I recently read an article written by someone who had been excited to try vanlife. Having jumped in with both feet, I wondered how someone might go about researching by fire as one might say. You can read the article here – I tried living in a luxury camper van for a weekend during the winter, and I’ll never do it again.

Image by Jason Lawrence – Creative Commons

I found it interesting that the author chose the winter to have a trial run. And especially in Philadelphia. Not that someone living the vanlife lifestyle wouldn’t eventually have to live through a cold winter at some point, but why make the first test run during what could be considered a difficult time of year at best?

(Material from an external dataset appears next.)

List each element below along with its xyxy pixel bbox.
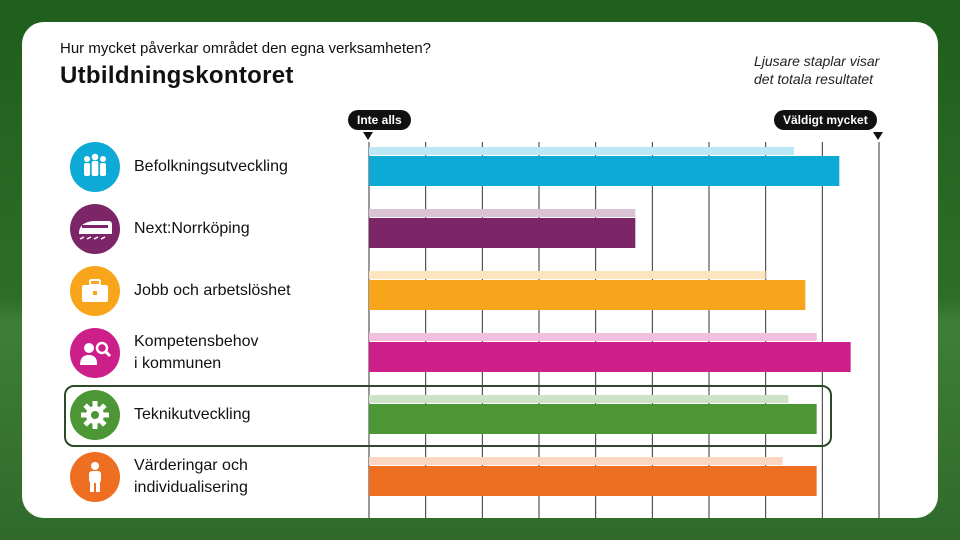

The author, who hails from Brooklyn, NY, started out by writing how shocked they were with the immense size of the van. I find this amusing since the luxury van they rented was a Mercedes Sprinter. It is definitely taller and longer by a considerable amount but it is far from being immense.

At the same time, they lamented how tight the space was inside the van. Traveling with a friend, they found that the space was extremely tight with the pair learning they needed to choreograph their movements and up their communications.

I think what bugged me the most about the way the author portrayed their experience was how seemingly out of touch they were about the lifestyle. Especially since they supposedly have covered tiny homes and vanlife for over a year. I truly can’t believe how little they picked up about the lifestyle in that amount of time.

The entire weekend reads like a comedy of errors. A quick run-through of the heating, water, and electrical systems without some kind of manual seems shortsighted at best. Not understanding why a generator or an electrical plugin might be necessary is just silly. REALLY? A year of writing about vanlife and tiny living? Okay.

Again, I’m not at all saying that everyone is cut out for vanlife. They really aren’t. And this person sounds to not be a rubber tramp. That is perfectly fine and I do not judge them for that. But if you are going to try a lifestyle you have glamorized after sharing other’s experiences of life on the road and you didn’t pay attention to what was beneath the paper-thin veneer of shiny bliss? All I can do is shake my head.

Vanlife is a choice to experience an alternative lifestyle. There are definite give and take scenarios. It really is no different than living in a house and having a vehicle. You still have upkeep and repairs. You still need to learn the quirks of your space. And, when it comes right down to it, you need to be able to say, “Hey, this really isn’t my cup of tea,” if that is indeed the case. There are other ways to travel and see the world. That’s the beauty of choice.